Dear author, I have a weird problem in training. I use our private dataset In the first training time of first model, everything is OK with the loss decrease and IOU, DICE score increase each epoch. Epoch[1/405], Loss: 0.8821 [Validation] Acc: 0.4715, SE: 0.5164, SP: 0.4716, PC: 0.0447, Dice: 0.0723, IOU: 0.0395 Best model in epoch 1, score : 0.0395 Epoch [2/405], Loss: 0.6939 [Validation] Acc: 0.8723, SE: 0.9429, SP: 0.8736, PC: 0.3950, Dice: 0.4846, IOU: 0.3708 Best model in epoch 2, score : 0.3708 Epoch [3/405], Loss: 0.4919 [Validation] Acc: 0.9625, SE: 0.9125, SP: 0.9652, PC: 0.5708, Dice: 0.6609, IOU: 0.5300 Best model in epoch 3, score : 0.5300

However, when I try to retrain model in second time, everything (data model, and configuration) is similar. the accuracy at the first step is very high at the first epoch, but the IOU and DICE do not improve. Training... Epoch [1/405], Loss: 0.8887 [Validation] Acc: 0.9504, SE: 0.0496, SP: 1.0000, PC: 0.0496, Dice: 1.9998, IOU: 0.0496 Best model in epoch 1, score : 0.0496 Epoch [2/405], Loss: 0.6360 [Validation] Acc: 0.9595, SE: 0.0818, SP: 0.9587, PC: 0.0818, Dice: 1.4096, IOU: 0.0818 Best model in epoch 2, score : 0.0818 Epoch [3/405], Loss: 0.3846 [Validation] Acc: 0.9783, SE: 0.0614, SP: 0.9603, PC: 0.0614, Dice: 1.2773, IOU: 0.0614 Epoch [4/405], Loss: 0.2970 [Validation] Acc: 0.9783, SE: 0.0638, SP: 0.9579, PC: 0.0638, Dice: 1.2689, IOU: 0.0638

Iam using torchvision= 0.8.1, pytorch= 1.2.0

Could you give me some suggestion to solve the problem. Thank you very much

WAMAWAMA commented 3 years ago

@cuongnc220592 Hi cuongnc220592 , sorry for replying so late 😂 The cause of this problem may be the torch version. Because DICE and IoU was calculated with torch tensor when training, torch version may make this process wrong, this bug was also found in this issue #8
You can modify the code of calculating DICE and IoU with numpy to remove this bug👍 ill try to remove this bug in few days

cuongnc220592 commented 3 years ago

Hi @WAMAWAMA I have one more concern that I have a dataset with image size 512x512 and small segmented objects (~30 mm).
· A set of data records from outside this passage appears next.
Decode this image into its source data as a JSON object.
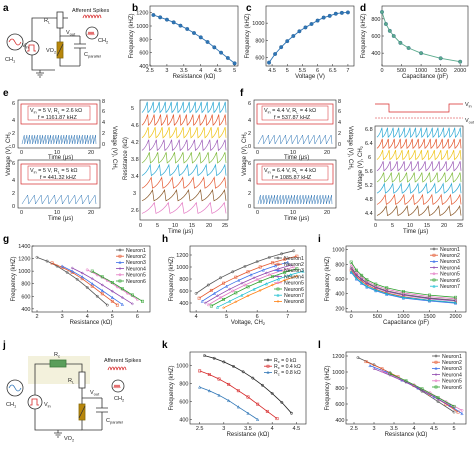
{
  "panel_labels": [
    "a",
    "b",
    "c",
    "d",
    "e",
    "f",
    "g",
    "h",
    "i",
    "j",
    "k",
    "l"
  ],
  "circuit_a": {
    "rl": "R",
    "rl_sub": "L",
    "vout": "V",
    "vout_sub": "out",
    "ch1": "CH",
    "ch1_sub": "1",
    "ch2": "CH",
    "ch2_sub": "2",
    "vin": "V",
    "vin_sub": "in",
    "vo2": "VO",
    "vo2_sub": "2",
    "cpar": "C",
    "cpar_sub": "parallel",
    "afferent": "Afferent Spikes"
  },
  "circuit_j": {
    "rc": "R",
    "rc_sub": "c",
    "rl": "R",
    "rl_sub": "L",
    "vout": "V",
    "vout_sub": "out",
    "ch1": "CH",
    "ch1_sub": "1",
    "ch2": "CH",
    "ch2_sub": "2",
    "vin": "V",
    "vin_sub": "in",
    "vo2": "VO",
    "vo2_sub": "2",
    "cpar": "C",
    "cpar_sub": "parallel",
    "afferent": "Afferent Spikes"
  },
  "panel_e": {
    "top": {
      "line1": "V",
      "line1_sub": "in",
      "line1_rest": " = 5 V, R",
      "line1_sub2": "L",
      "line1_rest2": " = 2.6 kΩ",
      "line2": "f = 1161.87 kHZ"
    },
    "bottom": {
      "line1": "V",
      "line1_sub": "in",
      "line1_rest": " = 5 V, R",
      "line1_sub2": "L",
      "line1_rest2": " = 5 kΩ",
      "line2": "f = 441.32 kHZ"
    },
    "ylabel_left": "Voltage (V), CH",
    "ylabel_left_sub": "2",
    "ylabel_right": "Voltage (V), CH",
    "ylabel_right_sub": "1",
    "xlabel": "Time (μs)",
    "yticks": [
      "6",
      "4",
      "2",
      "0"
    ],
    "yticks_right": [
      "8",
      "6",
      "4",
      "2",
      "0"
    ],
    "xticks": [
      "0",
      "10",
      "20"
    ],
    "stack_ylabel": "Resistance (kΩ)",
    "stack_yticks": [
      "5",
      "4.6",
      "4.2",
      "3.8",
      "3.4",
      "3",
      "2.6"
    ],
    "stack_xticks": [
      "0",
      "5",
      "10",
      "15",
      "20",
      "25"
    ],
    "stack_xlabel": "Time (μs)"
  },
  "panel_f": {
    "top": {
      "line1": "V",
      "line1_sub": "in",
      "line1_rest": " = 4.4 V, R",
      "line1_sub2": "L",
      "line1_rest2": " = 4 kΩ",
      "line2": "f = 537.87 kHZ"
    },
    "bottom": {
      "line1": "V",
      "line1_sub": "in",
      "line1_rest": " = 6.4 V, R",
      "line1_sub2": "L",
      "line1_rest2": " = 4 kΩ",
      "line2": "f = 1085.87 kHZ"
    },
    "ylabel_left": "Voltage (V), CH",
    "ylabel_left_sub": "2",
    "ylabel_right": "Voltage (V), CH",
    "ylabel_right_sub": "1",
    "xlabel": "Time (μs)",
    "yticks": [
      "6",
      "4",
      "2",
      "0"
    ],
    "yticks_right": [
      "8",
      "6",
      "4",
      "2",
      "0"
    ],
    "xticks": [
      "0",
      "10",
      "20"
    ],
    "stack_ylabel": "Voltage (V), CH",
    "stack_ylabel_sub": "2",
    "stack_yticks": [
      "6.8",
      "6.4",
      "6",
      "5.6",
      "5.2",
      "4.8",
      "4.4"
    ],
    "stack_xticks": [
      "0",
      "5",
      "10",
      "15",
      "20",
      "25"
    ],
    "stack_xlabel": "Time (μs)",
    "vin_tag": "V",
    "vin_tag_sub": "in",
    "vout_tag": "V",
    "vout_tag_sub": "out"
  },
  "colors": {
    "blue": "#2e75b6",
    "red": "#d62728",
    "teal": "#5aaa8c",
    "spike_colors": [
      "#2ca8d4",
      "#e4572e",
      "#f0c419",
      "#9b59b6",
      "#7fba3c",
      "#2ca8d4",
      "#e4572e",
      "#8b5a2b",
      "#e377c2"
    ],
    "neuron_colors": [
      "#555555",
      "#e4572e",
      "#3a6ee8",
      "#8e44ad",
      "#e377c2",
      "#2ca02c",
      "#17becf",
      "#ff7f0e"
    ]
  },
  "chart_data": [
    {
      "panel": "b",
      "type": "line",
      "xlabel": "Resistance (kΩ)",
      "ylabel": "Frequency (kHZ)",
      "xlim": [
        2.5,
        5.1
      ],
      "ylim": [
        400,
        1300
      ],
      "xticks": [
        2.5,
        3,
        3.5,
        4,
        4.5,
        5
      ],
      "yticks": [
        400,
        600,
        800,
        1000,
        1200
      ],
      "x": [
        2.6,
        2.8,
        3.0,
        3.2,
        3.4,
        3.6,
        3.8,
        4.0,
        4.2,
        4.4,
        4.6,
        4.8,
        5.0
      ],
      "y": [
        1165,
        1130,
        1095,
        1055,
        1005,
        955,
        895,
        830,
        760,
        680,
        600,
        520,
        440
      ]
    },
    {
      "panel": "c",
      "type": "line",
      "xlabel": "Voltage (V)",
      "ylabel": "Frequency (kHZ)",
      "xlim": [
        4.3,
        7.2
      ],
      "ylim": [
        500,
        1200
      ],
      "xticks": [
        4.5,
        5,
        5.5,
        6,
        6.5,
        7
      ],
      "yticks": [
        600,
        800,
        1000
      ],
      "x": [
        4.4,
        4.6,
        4.8,
        5.0,
        5.2,
        5.4,
        5.6,
        5.8,
        6.0,
        6.2,
        6.4,
        6.6,
        6.8,
        7.0
      ],
      "y": [
        540,
        640,
        720,
        790,
        850,
        905,
        950,
        990,
        1030,
        1065,
        1085,
        1110,
        1120,
        1125
      ]
    },
    {
      "panel": "d",
      "type": "line",
      "xlabel": "Capacitance (pF)",
      "ylabel": "Frequency (kHZ)",
      "xlim": [
        0,
        2200
      ],
      "ylim": [
        250,
        950
      ],
      "xticks": [
        0,
        500,
        1000,
        1500,
        2000
      ],
      "yticks": [
        400,
        600,
        800
      ],
      "x": [
        0,
        100,
        200,
        300,
        470,
        680,
        1000,
        1500,
        2000
      ],
      "y": [
        880,
        740,
        660,
        600,
        520,
        460,
        400,
        340,
        300
      ]
    },
    {
      "panel": "g",
      "type": "line",
      "xlabel": "Resistance (kΩ)",
      "ylabel": "Frequency (kHZ)",
      "xlim": [
        1.8,
        6.5
      ],
      "ylim": [
        350,
        1400
      ],
      "xticks": [
        2,
        3,
        4,
        5,
        6
      ],
      "yticks": [
        400,
        600,
        800,
        1000,
        1200,
        1400
      ],
      "series": [
        {
          "name": "Neuron1",
          "x": [
            2.0,
            2.4,
            2.8,
            3.2,
            3.6,
            4.0,
            4.4,
            4.8
          ],
          "y": [
            1220,
            1160,
            1080,
            980,
            870,
            740,
            600,
            460
          ]
        },
        {
          "name": "Neuron2",
          "x": [
            2.6,
            3.0,
            3.4,
            3.8,
            4.2,
            4.6,
            5.0,
            5.2
          ],
          "y": [
            1130,
            1060,
            980,
            880,
            760,
            640,
            520,
            460
          ]
        },
        {
          "name": "Neuron3",
          "x": [
            3.0,
            3.4,
            3.8,
            4.2,
            4.6,
            5.0,
            5.4
          ],
          "y": [
            1080,
            1000,
            910,
            800,
            690,
            580,
            470
          ]
        },
        {
          "name": "Neuron4",
          "x": [
            3.4,
            3.8,
            4.2,
            4.6,
            5.0,
            5.4,
            5.8
          ],
          "y": [
            1050,
            970,
            880,
            780,
            680,
            580,
            480
          ]
        },
        {
          "name": "Neuron5",
          "x": [
            4.0,
            4.4,
            4.8,
            5.2,
            5.6,
            6.0
          ],
          "y": [
            1020,
            940,
            850,
            750,
            650,
            550
          ]
        },
        {
          "name": "Neuron6",
          "x": [
            4.2,
            4.6,
            5.0,
            5.4,
            5.8,
            6.2
          ],
          "y": [
            1000,
            910,
            820,
            720,
            620,
            520
          ]
        }
      ]
    },
    {
      "panel": "h",
      "type": "line",
      "xlabel": "Voltage, CH",
      "xlabel_sub": "2",
      "ylabel": "Frequency (kHZ)",
      "xlim": [
        3.8,
        7.6
      ],
      "ylim": [
        250,
        1350
      ],
      "xticks": [
        4,
        5,
        6,
        7
      ],
      "yticks": [
        400,
        600,
        800,
        1000,
        1200
      ],
      "series": [
        {
          "name": "Neuron1",
          "x": [
            4.0,
            4.4,
            4.8,
            5.2,
            5.6,
            6.0,
            6.4,
            6.8,
            7.2
          ],
          "y": [
            560,
            700,
            820,
            920,
            1010,
            1090,
            1160,
            1220,
            1270
          ]
        },
        {
          "name": "Neuron2",
          "x": [
            4.1,
            4.5,
            4.9,
            5.3,
            5.7,
            6.1,
            6.5,
            6.9,
            7.3
          ],
          "y": [
            480,
            610,
            730,
            830,
            920,
            1000,
            1070,
            1130,
            1180
          ]
        },
        {
          "name": "Neuron3",
          "x": [
            4.2,
            4.6,
            5.0,
            5.4,
            5.8,
            6.2,
            6.6,
            7.0
          ],
          "y": [
            430,
            560,
            680,
            780,
            870,
            950,
            1020,
            1080
          ]
        },
        {
          "name": "Neuron4",
          "x": [
            4.3,
            4.7,
            5.1,
            5.5,
            5.9,
            6.3,
            6.7,
            7.1
          ],
          "y": [
            400,
            520,
            630,
            730,
            820,
            900,
            970,
            1030
          ]
        },
        {
          "name": "Neuron5",
          "x": [
            4.4,
            4.8,
            5.2,
            5.6,
            6.0,
            6.4,
            6.8,
            7.2
          ],
          "y": [
            370,
            490,
            600,
            700,
            790,
            870,
            940,
            1000
          ]
        },
        {
          "name": "Neuron6",
          "x": [
            4.5,
            4.9,
            5.3,
            5.7,
            6.1,
            6.5,
            6.9,
            7.3
          ],
          "y": [
            350,
            460,
            570,
            670,
            760,
            840,
            910,
            970
          ]
        },
        {
          "name": "Neuron7",
          "x": [
            4.7,
            5.1,
            5.5,
            5.9,
            6.3,
            6.7,
            7.1,
            7.5
          ],
          "y": [
            330,
            430,
            530,
            630,
            720,
            800,
            870,
            930
          ]
        },
        {
          "name": "Neuron8",
          "x": [
            4.9,
            5.3,
            5.7,
            6.1,
            6.5,
            6.9,
            7.3
          ],
          "y": [
            320,
            420,
            520,
            610,
            700,
            780,
            850
          ]
        }
      ]
    },
    {
      "panel": "i",
      "type": "line",
      "xlabel": "Capacitance (pF)",
      "ylabel": "Frequency (kHZ)",
      "xlim": [
        -100,
        2200
      ],
      "ylim": [
        150,
        1050
      ],
      "xticks": [
        0,
        500,
        1000,
        1500,
        2000
      ],
      "yticks": [
        200,
        400,
        600,
        800,
        1000
      ],
      "series": [
        {
          "name": "Neuron1",
          "x": [
            0,
            100,
            200,
            300,
            470,
            680,
            1000,
            1500,
            2000
          ],
          "y": [
            760,
            660,
            600,
            550,
            490,
            440,
            390,
            340,
            310
          ]
        },
        {
          "name": "Neuron2",
          "x": [
            0,
            100,
            200,
            300,
            470,
            680,
            1000,
            1500,
            2000
          ],
          "y": [
            720,
            630,
            570,
            520,
            460,
            410,
            360,
            310,
            280
          ]
        },
        {
          "name": "Neuron3",
          "x": [
            0,
            100,
            200,
            300,
            470,
            680,
            1000,
            1500,
            2000
          ],
          "y": [
            690,
            600,
            540,
            490,
            440,
            390,
            340,
            300,
            270
          ]
        },
        {
          "name": "Neuron4",
          "x": [
            0,
            100,
            200,
            300,
            470,
            680,
            1000,
            1500,
            2000
          ],
          "y": [
            740,
            650,
            590,
            540,
            480,
            430,
            380,
            330,
            300
          ]
        },
        {
          "name": "Neuron5",
          "x": [
            0,
            100,
            200,
            300,
            470,
            680,
            1000,
            1500,
            2000
          ],
          "y": [
            790,
            690,
            630,
            570,
            510,
            460,
            410,
            360,
            330
          ]
        },
        {
          "name": "Neuron6",
          "x": [
            0,
            100,
            200,
            300,
            470,
            680,
            1000,
            1500,
            2000
          ],
          "y": [
            830,
            720,
            650,
            590,
            530,
            480,
            430,
            380,
            350
          ]
        },
        {
          "name": "Neuron7",
          "x": [
            0,
            100,
            200,
            300,
            470,
            680,
            1000,
            1500,
            2000
          ],
          "y": [
            700,
            610,
            550,
            500,
            450,
            400,
            350,
            310,
            280
          ]
        }
      ]
    },
    {
      "panel": "k",
      "type": "line",
      "xlabel": "Resistance (kΩ)",
      "ylabel": "Frequency (kHZ)",
      "xlim": [
        2.3,
        4.7
      ],
      "ylim": [
        350,
        1150
      ],
      "xticks": [
        2.5,
        3,
        3.5,
        4,
        4.5
      ],
      "yticks": [
        400,
        600,
        800,
        1000
      ],
      "series": [
        {
          "name": "R_c = 0 kΩ",
          "label_main": "R",
          "label_sub": "c",
          "label_rest": " = 0 kΩ",
          "x": [
            2.6,
            2.8,
            3.0,
            3.2,
            3.4,
            3.6,
            3.8,
            4.0,
            4.2,
            4.4
          ],
          "y": [
            1110,
            1080,
            1040,
            990,
            930,
            860,
            780,
            690,
            590,
            470
          ]
        },
        {
          "name": "R_c = 0.4 kΩ",
          "label_main": "R",
          "label_sub": "c",
          "label_rest": " = 0.4 kΩ",
          "x": [
            2.5,
            2.7,
            2.9,
            3.1,
            3.3,
            3.5,
            3.7,
            3.9,
            4.1
          ],
          "y": [
            940,
            900,
            850,
            790,
            720,
            650,
            570,
            490,
            410
          ]
        },
        {
          "name": "R_c = 0.8 kΩ",
          "label_main": "R",
          "label_sub": "c",
          "label_rest": " = 0.8 kΩ",
          "x": [
            2.5,
            2.7,
            2.9,
            3.1,
            3.3,
            3.5,
            3.7
          ],
          "y": [
            760,
            720,
            670,
            610,
            540,
            470,
            400
          ]
        }
      ]
    },
    {
      "panel": "l",
      "type": "line",
      "xlabel": "Resistance (kΩ)",
      "ylabel": "Frequency (kHZ)",
      "xlim": [
        2.3,
        5.3
      ],
      "ylim": [
        350,
        1250
      ],
      "xticks": [
        2.5,
        3,
        3.5,
        4,
        4.5,
        5
      ],
      "yticks": [
        400,
        600,
        800,
        1000,
        1200
      ],
      "series": [
        {
          "name": "Neuron1",
          "x": [
            2.6,
            3.0,
            3.4,
            3.8,
            4.2,
            4.6,
            5.0
          ],
          "y": [
            1180,
            1090,
            990,
            880,
            760,
            630,
            500
          ]
        },
        {
          "name": "Neuron2",
          "x": [
            2.8,
            3.2,
            3.6,
            4.0,
            4.4,
            4.8,
            5.1
          ],
          "y": [
            1130,
            1040,
            940,
            830,
            720,
            600,
            500
          ]
        },
        {
          "name": "Neuron3",
          "x": [
            2.9,
            3.3,
            3.7,
            4.1,
            4.5,
            4.9,
            5.2
          ],
          "y": [
            1080,
            1000,
            900,
            800,
            690,
            580,
            480
          ]
        },
        {
          "name": "Neuron4",
          "x": [
            3.0,
            3.4,
            3.8,
            4.2,
            4.6,
            5.0
          ],
          "y": [
            1040,
            960,
            870,
            770,
            660,
            550
          ]
        },
        {
          "name": "Neuron5",
          "x": [
            3.2,
            3.6,
            4.0,
            4.4,
            4.8,
            5.2
          ],
          "y": [
            1010,
            930,
            840,
            740,
            630,
            520
          ]
        },
        {
          "name": "Neuron6",
          "x": [
            3.4,
            3.8,
            4.2,
            4.6,
            5.0
          ],
          "y": [
            980,
            890,
            790,
            680,
            570
          ]
        }
      ]
    }
  ]
}
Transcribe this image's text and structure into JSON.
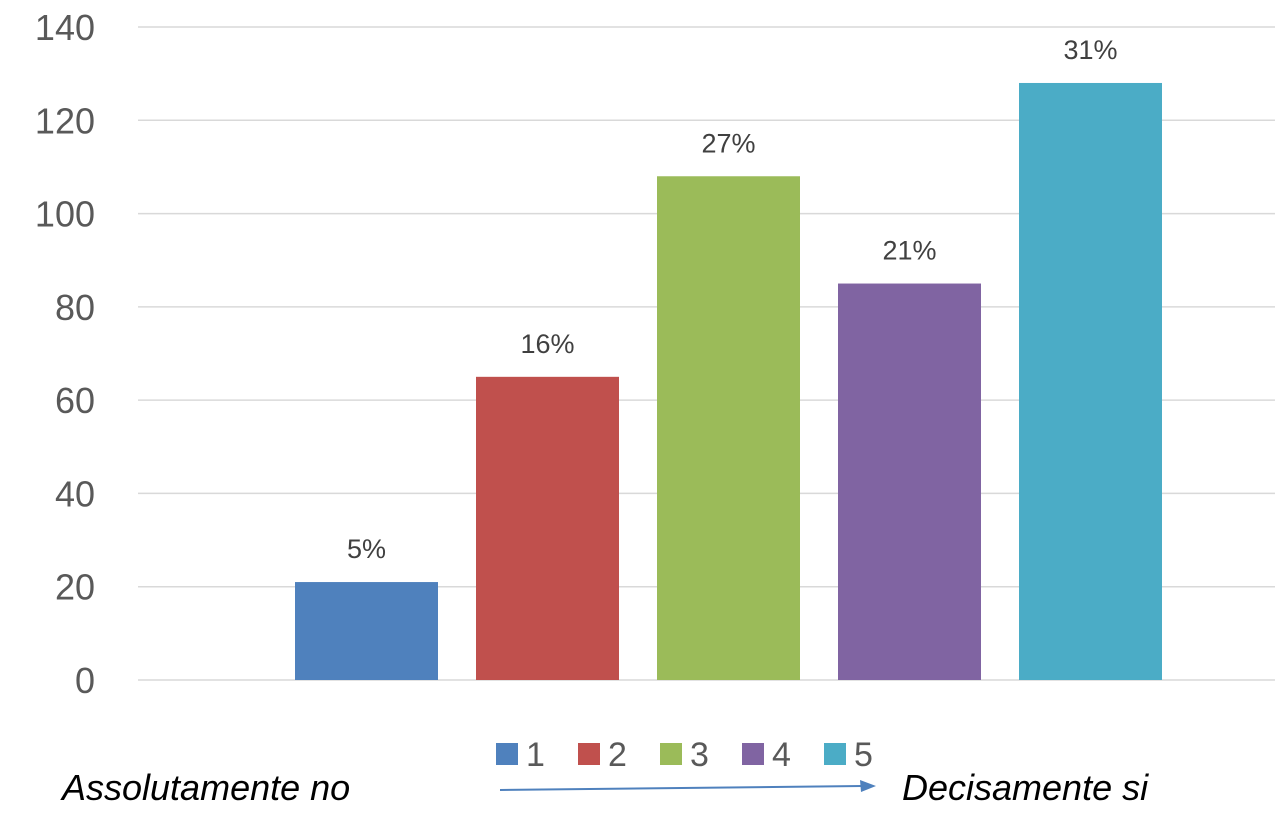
{
  "chart_data": {
    "type": "bar",
    "categories": [
      "1",
      "2",
      "3",
      "4",
      "5"
    ],
    "values": [
      21,
      65,
      108,
      85,
      128
    ],
    "data_labels": [
      "5%",
      "16%",
      "27%",
      "21%",
      "31%"
    ],
    "ylim": [
      0,
      140
    ],
    "yticks": [
      0,
      20,
      40,
      60,
      80,
      100,
      120,
      140
    ],
    "grid": true,
    "legend": "bottom",
    "colors": [
      "#4f81bd",
      "#c0504d",
      "#9bbb59",
      "#8064a2",
      "#4bacc6"
    ],
    "axis_note": {
      "left": "Assolutamente no",
      "right": "Decisamente si",
      "arrow_color": "#4f81bd"
    }
  }
}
Hence, I would like train stage_1 model on the same image size (512x512) to save the information of small objects. In step_2 model I crop the object to 512x512 with original model. Do my idea can implement in your code? Do I need to change anything to implement (image_size at stage_1, etc ...) Thank you so much. Best.

WAMAWAMA commented 3 years ago

Actually, your idea has already be implemented in this code, in the step3_TestOrInference.py you just need to: 1) train the two different stage model, stage 1 with the full-size images in the size of 512 x 512 pixels, stage 2 with cropped and resized images of "small segmented objects" in the size of 512 x 512 pixels, 2) test by changing the params c1_size and c1_size to 512 in step3_TestOrInference.py.

cuongnc220592 commented 3 years ago

How about the result when you implement with same image size in both models? Why you decide to reduce the image size at stage 1 ?

WAMAWAMA commented 3 years ago

1) DSC will go down a little bit when using the same input size, but I think that's because of dataset specificity, you may get different results in other datasets. 2) I decide to reduce the image size at stage 1 because stage 1 is just trained for localization, so there's no need to feed a huge and high-resolution image to train it.